Our man in Washington John Bew has coffee with the former US president – and they talk Thatcher, Iran’s Islamic Revolution and the persecution of women.

James the evangelist: Jimmy Carter at home in Plains, Georgia

Jimmy Carter – Nobel peace laureate 2002, treaty-maker, international development expert, destroyer of diseases and bestselling author – has set his mind on transforming women’s rights. I meet the former president in the ninth-floor presidential suite at the Mandarin Oriental in Washington, DC. Appositely, the location is slightly away from the usual bustle of political hot spots – Capitol Hill, K Street or the historic downtown hotels such as the Mayflower or Hay-Adams. As he greets me, his slender, 89-year-old frame springing up from the sofa where he was resting, you cannot help but marvel at his energy and drive.

Carter’s latest book, A Call to Action: Women, Religion, Violence and Power (Simon & Schuster, £18.99), is brimming with missionary zeal and a sense of historical purpose of a kind that we Brits often regard with some cynicism. It begins by recalling the experience of segregation in the Deep South, an injustice that seems to have shaped his world-view more than anything else. It evokes the spirit of Martin Luther King and even the precedent of the 19th-century abolition of the slave trade. In Carter’s mind, each battle he has fought is more important than the last.
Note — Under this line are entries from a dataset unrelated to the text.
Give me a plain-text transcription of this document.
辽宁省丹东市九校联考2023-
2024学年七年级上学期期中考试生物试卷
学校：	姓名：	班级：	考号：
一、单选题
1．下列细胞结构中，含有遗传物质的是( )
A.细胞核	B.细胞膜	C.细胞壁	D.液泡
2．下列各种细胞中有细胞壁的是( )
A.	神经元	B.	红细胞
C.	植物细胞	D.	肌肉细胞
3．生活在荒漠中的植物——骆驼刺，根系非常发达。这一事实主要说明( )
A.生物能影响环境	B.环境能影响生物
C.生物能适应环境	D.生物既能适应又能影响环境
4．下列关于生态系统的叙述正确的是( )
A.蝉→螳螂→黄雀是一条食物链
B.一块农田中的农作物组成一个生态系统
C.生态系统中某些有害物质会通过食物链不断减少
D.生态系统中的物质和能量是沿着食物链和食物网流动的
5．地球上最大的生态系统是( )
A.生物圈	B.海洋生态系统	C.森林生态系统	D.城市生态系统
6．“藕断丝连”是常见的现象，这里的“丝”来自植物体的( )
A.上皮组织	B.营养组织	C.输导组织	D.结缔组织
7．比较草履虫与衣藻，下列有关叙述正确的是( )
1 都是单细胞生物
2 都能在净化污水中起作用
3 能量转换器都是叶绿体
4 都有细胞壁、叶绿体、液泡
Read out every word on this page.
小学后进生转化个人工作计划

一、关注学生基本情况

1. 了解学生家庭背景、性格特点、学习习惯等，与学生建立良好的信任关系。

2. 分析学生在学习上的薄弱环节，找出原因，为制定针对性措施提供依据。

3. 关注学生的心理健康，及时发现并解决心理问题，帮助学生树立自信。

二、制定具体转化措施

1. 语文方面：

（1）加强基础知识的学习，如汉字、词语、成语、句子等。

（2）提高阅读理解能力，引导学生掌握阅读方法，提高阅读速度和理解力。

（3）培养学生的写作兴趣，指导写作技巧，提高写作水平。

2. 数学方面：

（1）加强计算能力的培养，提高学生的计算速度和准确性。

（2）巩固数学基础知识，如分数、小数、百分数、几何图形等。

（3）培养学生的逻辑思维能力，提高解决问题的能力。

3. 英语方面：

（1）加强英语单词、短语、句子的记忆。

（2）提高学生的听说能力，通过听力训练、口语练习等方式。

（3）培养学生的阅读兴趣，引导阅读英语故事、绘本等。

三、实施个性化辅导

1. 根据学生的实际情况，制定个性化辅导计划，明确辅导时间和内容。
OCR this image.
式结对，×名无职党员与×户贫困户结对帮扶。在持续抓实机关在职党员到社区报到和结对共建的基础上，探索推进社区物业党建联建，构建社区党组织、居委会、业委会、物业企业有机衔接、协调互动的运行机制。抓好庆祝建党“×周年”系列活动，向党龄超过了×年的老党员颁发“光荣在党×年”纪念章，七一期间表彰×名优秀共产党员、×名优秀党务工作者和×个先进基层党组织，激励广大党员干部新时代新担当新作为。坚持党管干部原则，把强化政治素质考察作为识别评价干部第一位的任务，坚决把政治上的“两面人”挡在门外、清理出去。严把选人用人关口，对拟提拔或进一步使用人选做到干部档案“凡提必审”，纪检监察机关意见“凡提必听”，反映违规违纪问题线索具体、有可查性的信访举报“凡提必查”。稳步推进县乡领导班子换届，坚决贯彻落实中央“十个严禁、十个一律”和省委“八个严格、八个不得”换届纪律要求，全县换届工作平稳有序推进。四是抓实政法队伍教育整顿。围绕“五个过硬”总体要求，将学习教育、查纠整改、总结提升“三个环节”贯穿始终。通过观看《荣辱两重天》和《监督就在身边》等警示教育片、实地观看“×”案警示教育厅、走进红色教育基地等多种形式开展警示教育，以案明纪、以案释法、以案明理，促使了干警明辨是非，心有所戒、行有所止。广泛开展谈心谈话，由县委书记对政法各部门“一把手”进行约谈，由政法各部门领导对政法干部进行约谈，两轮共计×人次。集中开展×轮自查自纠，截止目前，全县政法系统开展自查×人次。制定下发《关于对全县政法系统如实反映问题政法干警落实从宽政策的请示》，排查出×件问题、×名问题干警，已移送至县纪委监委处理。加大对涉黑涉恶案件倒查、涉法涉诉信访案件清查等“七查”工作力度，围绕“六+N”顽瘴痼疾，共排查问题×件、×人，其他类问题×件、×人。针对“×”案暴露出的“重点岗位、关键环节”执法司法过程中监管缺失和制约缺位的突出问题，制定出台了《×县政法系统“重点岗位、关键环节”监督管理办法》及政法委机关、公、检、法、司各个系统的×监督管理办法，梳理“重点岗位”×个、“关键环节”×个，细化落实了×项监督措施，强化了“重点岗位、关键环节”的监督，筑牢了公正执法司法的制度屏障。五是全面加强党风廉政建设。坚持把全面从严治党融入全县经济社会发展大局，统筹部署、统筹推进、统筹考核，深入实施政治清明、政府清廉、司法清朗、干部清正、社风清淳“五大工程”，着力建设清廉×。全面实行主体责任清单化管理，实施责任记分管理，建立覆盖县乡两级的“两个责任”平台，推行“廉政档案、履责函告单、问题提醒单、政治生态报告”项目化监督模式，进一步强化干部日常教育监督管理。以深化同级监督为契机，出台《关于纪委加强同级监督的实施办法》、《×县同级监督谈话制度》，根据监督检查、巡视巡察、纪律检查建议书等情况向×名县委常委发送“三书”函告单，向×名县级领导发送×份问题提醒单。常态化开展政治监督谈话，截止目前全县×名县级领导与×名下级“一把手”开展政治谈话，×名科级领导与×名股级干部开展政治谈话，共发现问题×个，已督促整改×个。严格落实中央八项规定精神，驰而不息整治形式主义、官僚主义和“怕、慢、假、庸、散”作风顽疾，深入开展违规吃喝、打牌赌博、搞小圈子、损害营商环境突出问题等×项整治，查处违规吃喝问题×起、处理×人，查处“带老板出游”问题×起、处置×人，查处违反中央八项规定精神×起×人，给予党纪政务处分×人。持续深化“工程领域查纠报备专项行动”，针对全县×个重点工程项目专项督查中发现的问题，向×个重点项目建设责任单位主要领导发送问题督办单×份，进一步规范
Aside from his time at the White House from 1977 to 1981, Carter has been a Baptist Sunday school teacher for more than 60 years, following in the footsteps of his father. Jesus, he writes in A Call to Action, never denigrated women in the way that Christian societies have done since. True Islam, too, has been perverted by arcane cultural practices in the Middle East and Africa, such as female genital mutilation, which have no grounding in the Quran. Carter tells me about the letter he recently wrote to Pope Francis concerning the role of women in the Catholic Church, and recounts the story of his own split from the Southern Baptist Convention in the early 2000s over its refusal to ordain female ministers.

As we talk, I notice much of his ire is turned inwards on the United States, where, he argues, damaging levels of sexism are prevalent throughout society – in politics, professional life, the military and even on university campuses. Not just discrimination, but widespread sexual aggression and abuse, go unnoticed or are accepted tacitly.

Would the election of a female president make a difference?

“I don’t know,” he says, without mentioning the Democratic front-runner, Hill­ary Clinton, to whom he has offered only lukewarm support in the past. In the west, successful female politicians are reluctant to grapple with women’s issues, he explains, for fear that they might upset a system geared towards male dominance.

By contrast, in post-revolutionary states such as Maoist China or Sandinista Nicaragua, women were given more opportunity to excel in political life. The United States ranks 60th in the world, he notes, for female participation in politics.

What did he think of Margaret Thatcher? “I admired her as a respectful, powerful and forceful woman, although she was much more conservative on social issues [than I was],” he says. After a pause, he jokingly adds: “She also knew more about my country than I did.”

Carter’s greatest impact has been in the developing world. Among the many achievements of his Carter Centre, founded in 1982, one stands out above all. This has been the almost complete eradication of guinea-worm disease, which once affected four million people in Africa. For this reason, he is widely regarded as one of the most successful former presidents. This accolade sounds flattering but isn’t always intended to be. Carter has grumbled that the present incumbent of the White House does not bother to consult him.

In person, Carter is charming, warm and impossible not to like. In Britain we would call him a “national treasure” – a sort of Tony Benn figure, with whom you don’t have to agree in order to respect his integrity. But as one of only three one-term presidents since 1945, Carter exudes the sense of having unfinished business to attend to. He has written 28 books, most of them in a similar evangelical, campaigning vein.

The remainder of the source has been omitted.